We'd end up with `r sum(dat$estimate > 0.5) + safe_d` Democrats in the Senate and `r sum(dat$estimate <= 0.5) + safe_r` Republicans in the Senate... at least just looking at the point estimates alone and using 0.5 as the prediction cutoff.
However, just like with all the other models of this election, this naive model gives lots of close races; here are the 10 closest according to this model:
```{r tbl}
dat %>%
ungroup() %>%
mutate(state = tools::toTitleCase(tolower(state))) %>%
mutate(closeness = abs(0.5 - estimate)) %>%
arrange(closeness) %>%
select(state, estimate) %>%
rename(State = state) %>%
rename(`Estimated Dem Voteshare` = estimate) %>%
head(10) %>%
knitr::kable(digits = 2)
```
So, we can do the usual thing that these modellers do and simulate a whole bunch of election outcomes from the model and then summarize them for you to get a sense of the uncertainty and the likely range of outcomes according to the model:
```{r simulation}
dat = dat %>% mutate(A = a + DEMOCRAT, B = b + REPUBLICAN)
nsamples = 40000 ## I'll do 40,000 like everyone else I guess lol
seats = numeric(nsamples)
set.seed(138)
for ( s in 1:nsamples ) {
shares = sapply(1:nrow(dat), function(i) rbeta(1, dat$A[i], dat$B[i]))
seats[s] = sum(shares > 0.5) + safe_d
}
histdat = data.frame(seats = seats)
ggplot(data = histdat, mapping = aes(x = seats)) +
geom_bar(fill = "dodgerblue4") +
xlab("Number of Senate seats held by Democrats") +
ylab("Number of simulations (out of 40,000)")
```
```{r simulation-tab}
histdat %>%
rename(`Dem-held seats` = seats) %>%
group_by(`Dem-held seats`) %>%
summarise(`N Simulations` = n()) %>%
knitr::kable()
```
Unsurprisingly, there's less uncertainty in this model than some others given its almost total lack of sophistication.
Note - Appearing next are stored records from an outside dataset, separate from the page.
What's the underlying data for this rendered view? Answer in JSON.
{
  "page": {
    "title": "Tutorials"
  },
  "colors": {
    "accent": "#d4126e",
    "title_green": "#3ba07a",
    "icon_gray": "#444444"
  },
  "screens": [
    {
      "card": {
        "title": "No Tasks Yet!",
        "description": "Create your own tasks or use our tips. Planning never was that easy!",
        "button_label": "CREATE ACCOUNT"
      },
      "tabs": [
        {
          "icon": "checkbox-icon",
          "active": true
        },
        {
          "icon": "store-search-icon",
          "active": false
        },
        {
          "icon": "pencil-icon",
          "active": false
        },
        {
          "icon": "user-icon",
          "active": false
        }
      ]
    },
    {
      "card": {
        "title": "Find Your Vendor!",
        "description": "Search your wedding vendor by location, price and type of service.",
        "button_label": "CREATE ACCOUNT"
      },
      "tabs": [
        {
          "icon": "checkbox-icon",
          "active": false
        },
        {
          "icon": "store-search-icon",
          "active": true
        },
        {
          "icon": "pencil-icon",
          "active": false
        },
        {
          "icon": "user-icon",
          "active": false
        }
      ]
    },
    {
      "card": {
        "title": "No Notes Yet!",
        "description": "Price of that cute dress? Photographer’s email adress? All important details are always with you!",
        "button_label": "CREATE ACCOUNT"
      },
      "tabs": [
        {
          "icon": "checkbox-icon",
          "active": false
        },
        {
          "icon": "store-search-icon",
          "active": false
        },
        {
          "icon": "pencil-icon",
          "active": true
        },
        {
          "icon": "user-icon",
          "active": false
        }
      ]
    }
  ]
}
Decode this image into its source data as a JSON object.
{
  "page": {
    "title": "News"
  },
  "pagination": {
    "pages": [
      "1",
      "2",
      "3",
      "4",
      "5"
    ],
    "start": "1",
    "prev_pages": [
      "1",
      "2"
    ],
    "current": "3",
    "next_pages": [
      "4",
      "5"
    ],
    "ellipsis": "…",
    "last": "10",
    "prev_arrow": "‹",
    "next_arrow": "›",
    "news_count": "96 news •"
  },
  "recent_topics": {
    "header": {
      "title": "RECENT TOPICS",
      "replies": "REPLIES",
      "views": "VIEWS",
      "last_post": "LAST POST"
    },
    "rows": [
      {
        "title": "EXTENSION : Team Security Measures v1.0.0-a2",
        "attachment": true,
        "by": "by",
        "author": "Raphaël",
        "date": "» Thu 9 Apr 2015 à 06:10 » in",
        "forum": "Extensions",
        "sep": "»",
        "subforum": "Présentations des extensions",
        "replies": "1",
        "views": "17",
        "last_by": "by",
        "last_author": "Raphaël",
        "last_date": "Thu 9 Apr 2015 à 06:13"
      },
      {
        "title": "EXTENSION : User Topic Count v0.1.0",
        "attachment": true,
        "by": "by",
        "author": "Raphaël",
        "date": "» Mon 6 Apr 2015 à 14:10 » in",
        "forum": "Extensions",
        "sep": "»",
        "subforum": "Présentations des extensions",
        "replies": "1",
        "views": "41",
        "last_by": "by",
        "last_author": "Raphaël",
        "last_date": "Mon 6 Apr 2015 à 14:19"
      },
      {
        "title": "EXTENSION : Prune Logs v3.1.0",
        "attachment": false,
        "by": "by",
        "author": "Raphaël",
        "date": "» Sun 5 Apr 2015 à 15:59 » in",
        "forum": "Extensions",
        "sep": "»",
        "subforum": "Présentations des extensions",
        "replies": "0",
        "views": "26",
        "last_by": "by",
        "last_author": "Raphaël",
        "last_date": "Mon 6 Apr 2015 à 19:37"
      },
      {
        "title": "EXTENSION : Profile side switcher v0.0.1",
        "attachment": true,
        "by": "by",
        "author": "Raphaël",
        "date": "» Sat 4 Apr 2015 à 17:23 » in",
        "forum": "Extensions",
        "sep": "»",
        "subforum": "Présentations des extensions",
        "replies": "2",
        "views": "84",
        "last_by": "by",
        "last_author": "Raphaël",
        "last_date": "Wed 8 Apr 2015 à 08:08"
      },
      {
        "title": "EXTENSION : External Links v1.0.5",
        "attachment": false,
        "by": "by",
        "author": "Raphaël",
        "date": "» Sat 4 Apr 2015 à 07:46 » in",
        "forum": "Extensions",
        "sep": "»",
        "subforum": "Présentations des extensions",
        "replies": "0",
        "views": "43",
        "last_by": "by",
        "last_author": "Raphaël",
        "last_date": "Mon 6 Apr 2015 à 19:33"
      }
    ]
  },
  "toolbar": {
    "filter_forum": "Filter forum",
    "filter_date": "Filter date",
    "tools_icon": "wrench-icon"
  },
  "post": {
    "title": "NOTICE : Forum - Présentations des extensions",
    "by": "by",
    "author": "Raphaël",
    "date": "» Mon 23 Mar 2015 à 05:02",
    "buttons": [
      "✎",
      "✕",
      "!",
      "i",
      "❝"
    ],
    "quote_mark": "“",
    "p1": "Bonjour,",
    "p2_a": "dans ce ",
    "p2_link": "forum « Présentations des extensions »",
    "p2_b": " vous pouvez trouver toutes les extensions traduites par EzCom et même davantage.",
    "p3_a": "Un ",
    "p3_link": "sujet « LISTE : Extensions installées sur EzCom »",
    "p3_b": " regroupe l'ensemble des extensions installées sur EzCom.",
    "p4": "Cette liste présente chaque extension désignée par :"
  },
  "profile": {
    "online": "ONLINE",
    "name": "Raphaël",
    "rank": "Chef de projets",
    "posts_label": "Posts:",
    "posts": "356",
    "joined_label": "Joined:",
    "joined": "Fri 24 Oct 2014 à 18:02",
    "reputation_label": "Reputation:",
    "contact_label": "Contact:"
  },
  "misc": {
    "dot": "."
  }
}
The modal outcome of this model, by far, is the Dems keeping the Senate, and even gaining a seat, up to 51-49.
But Dems ending up with more than that is quite a rare outcome of this model.
...And the model overestimated Dems by just a little in the last two cycles... so it's gonna be a nail-biter 😬️
## Appendices
### Setting the Prior Parameters
A Beta distribution is defined by two parameters, $a$ and $b$.
The mean and variance of a Beta distribution are given by
$$
\mu = \dfrac{a}{a + b}
$$
and
$$
\sigma^2 = \dfrac{ab}{(a + b)^2 (a + b + 1)}
$$
respectively.
So we can use *the method of moments* to set $a$ and $b$ for our Beta prior over $\delta_i$ by taking the election returns from the last $N$ (say 3) Senate elections in state $i$ and setting $\mu$ equal to their mean and $\sigma^2$ equal to their variance, then solving for $a$ and $b$ using the equations above.
### Omitted cases
To avoid dealing with wrinkles in just what Democratic two party voteshare means in elections where there's multiple Democrats, I omit races in California, Louisiana, and the 2020 Georgia special.